Not all of them are felonies, of course. Some are simple misdemeanors. Whether you have been arrested, convicted of a crime, or both, a criminal record is public and can negatively impact you when you are seeking employment, education, housing, public assistance, etc.

Fortunately, in most states you may request to seal your records and remove them from public view through a process known as expungement. 

The process of expungements generally requires the individual to file a petition with the court and appear before a judge. The person usually must prove they haven't broken any other laws.  

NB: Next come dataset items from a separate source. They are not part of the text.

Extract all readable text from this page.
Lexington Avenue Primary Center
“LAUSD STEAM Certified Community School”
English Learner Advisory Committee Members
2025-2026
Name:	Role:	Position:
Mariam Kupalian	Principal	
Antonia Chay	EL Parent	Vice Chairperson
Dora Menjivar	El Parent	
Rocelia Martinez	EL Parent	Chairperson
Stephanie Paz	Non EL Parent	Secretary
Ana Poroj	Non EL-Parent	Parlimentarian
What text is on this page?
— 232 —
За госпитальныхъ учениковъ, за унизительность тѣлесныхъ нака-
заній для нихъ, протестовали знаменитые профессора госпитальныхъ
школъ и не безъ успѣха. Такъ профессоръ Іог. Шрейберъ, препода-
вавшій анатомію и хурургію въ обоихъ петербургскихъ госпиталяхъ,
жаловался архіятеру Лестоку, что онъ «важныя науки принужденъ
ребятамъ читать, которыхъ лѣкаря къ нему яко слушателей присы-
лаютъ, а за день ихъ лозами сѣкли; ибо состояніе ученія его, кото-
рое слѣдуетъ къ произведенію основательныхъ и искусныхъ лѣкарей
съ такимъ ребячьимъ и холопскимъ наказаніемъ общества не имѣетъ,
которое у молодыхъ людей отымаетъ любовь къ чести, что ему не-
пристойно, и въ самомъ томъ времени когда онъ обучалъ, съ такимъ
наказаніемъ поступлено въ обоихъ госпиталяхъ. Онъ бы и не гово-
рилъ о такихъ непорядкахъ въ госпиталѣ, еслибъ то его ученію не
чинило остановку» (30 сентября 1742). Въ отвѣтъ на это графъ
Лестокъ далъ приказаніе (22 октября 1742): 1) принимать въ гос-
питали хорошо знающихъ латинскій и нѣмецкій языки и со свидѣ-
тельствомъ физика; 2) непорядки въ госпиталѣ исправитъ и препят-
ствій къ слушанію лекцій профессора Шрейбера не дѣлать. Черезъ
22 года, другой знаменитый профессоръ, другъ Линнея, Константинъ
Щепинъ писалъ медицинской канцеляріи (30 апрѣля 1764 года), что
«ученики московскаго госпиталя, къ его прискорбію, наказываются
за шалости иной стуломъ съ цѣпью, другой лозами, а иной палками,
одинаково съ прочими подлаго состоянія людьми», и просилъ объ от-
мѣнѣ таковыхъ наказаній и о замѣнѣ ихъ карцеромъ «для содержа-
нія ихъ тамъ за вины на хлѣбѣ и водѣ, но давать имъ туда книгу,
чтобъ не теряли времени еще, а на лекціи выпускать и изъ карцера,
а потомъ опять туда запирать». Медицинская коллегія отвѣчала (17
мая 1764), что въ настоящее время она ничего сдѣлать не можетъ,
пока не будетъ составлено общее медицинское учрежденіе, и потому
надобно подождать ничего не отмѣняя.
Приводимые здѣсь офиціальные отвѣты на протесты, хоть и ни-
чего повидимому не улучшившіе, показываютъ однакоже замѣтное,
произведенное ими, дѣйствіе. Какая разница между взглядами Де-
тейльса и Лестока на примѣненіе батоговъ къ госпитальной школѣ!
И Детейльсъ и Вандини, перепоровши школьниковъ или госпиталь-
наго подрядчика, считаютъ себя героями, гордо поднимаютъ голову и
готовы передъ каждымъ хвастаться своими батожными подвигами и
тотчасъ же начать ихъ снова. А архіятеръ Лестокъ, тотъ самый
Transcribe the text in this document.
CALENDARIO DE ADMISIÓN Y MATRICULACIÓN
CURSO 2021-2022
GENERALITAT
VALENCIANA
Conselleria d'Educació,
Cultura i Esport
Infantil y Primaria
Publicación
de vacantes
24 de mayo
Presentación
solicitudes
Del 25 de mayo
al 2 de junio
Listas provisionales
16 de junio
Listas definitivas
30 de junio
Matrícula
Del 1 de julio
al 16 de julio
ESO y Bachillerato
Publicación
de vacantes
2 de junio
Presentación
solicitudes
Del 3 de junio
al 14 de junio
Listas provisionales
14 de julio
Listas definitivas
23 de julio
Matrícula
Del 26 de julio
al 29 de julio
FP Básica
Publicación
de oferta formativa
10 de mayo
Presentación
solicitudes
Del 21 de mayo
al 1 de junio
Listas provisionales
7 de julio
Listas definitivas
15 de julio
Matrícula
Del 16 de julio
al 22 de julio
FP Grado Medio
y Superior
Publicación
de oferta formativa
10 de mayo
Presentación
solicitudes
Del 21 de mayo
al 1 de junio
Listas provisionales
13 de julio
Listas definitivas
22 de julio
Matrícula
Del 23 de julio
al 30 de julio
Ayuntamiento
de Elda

If you are seeking an expungement, here is what you should bring to the hearing:
  • Copy of the court documents filed including the petition and written declarations
  • A Photo I.D
  • Proof of Services made to government agencies
  • Copy of criminal charges and arrests history
  • Copy of any restraining orders made against you
  • Witnesses such as social worker, job counselor, or other people to testify on your behalf
  • Letters of references from people who can support and testify your claims of how you are working to better your life and how the expungement may benefit you 
  • Proof of any cases dismissed or found not guilty
  • Proof of remedies made such as paying an outstanding amount, completing anger management courses, or rehabilitation programs
  • Proof of education, certificates of vocational training or degrees attained after arrest
  • A list of employment and educational history.
  • A list of all addresses you have lived starting from your first criminal arrest or charge to present
  • A list of volunteer experiences within the community or places of worship
  • A copy of any previous expungement or pardon request
  • Immigration documentation
  • Notes to yourself that may help you explain your claims to the judge of criminal record impacts such as past job, housing, or other rejections and disadvantages in the future
  • Notes to yourself to help you explain to the judge how the expungement will better your life and benefit your family
  • Anything else that supports your claims.
  • An attorney can help you prepare for your hearing to best represent your interest in court. If you decide to petition an expungement alone and lose the hearing, seek legal advice from an attorney immediately.



This article is intended to convey generally useful information only and does not constitute legal advice. Any opinions expressed are solely those of the author, not LawChamps.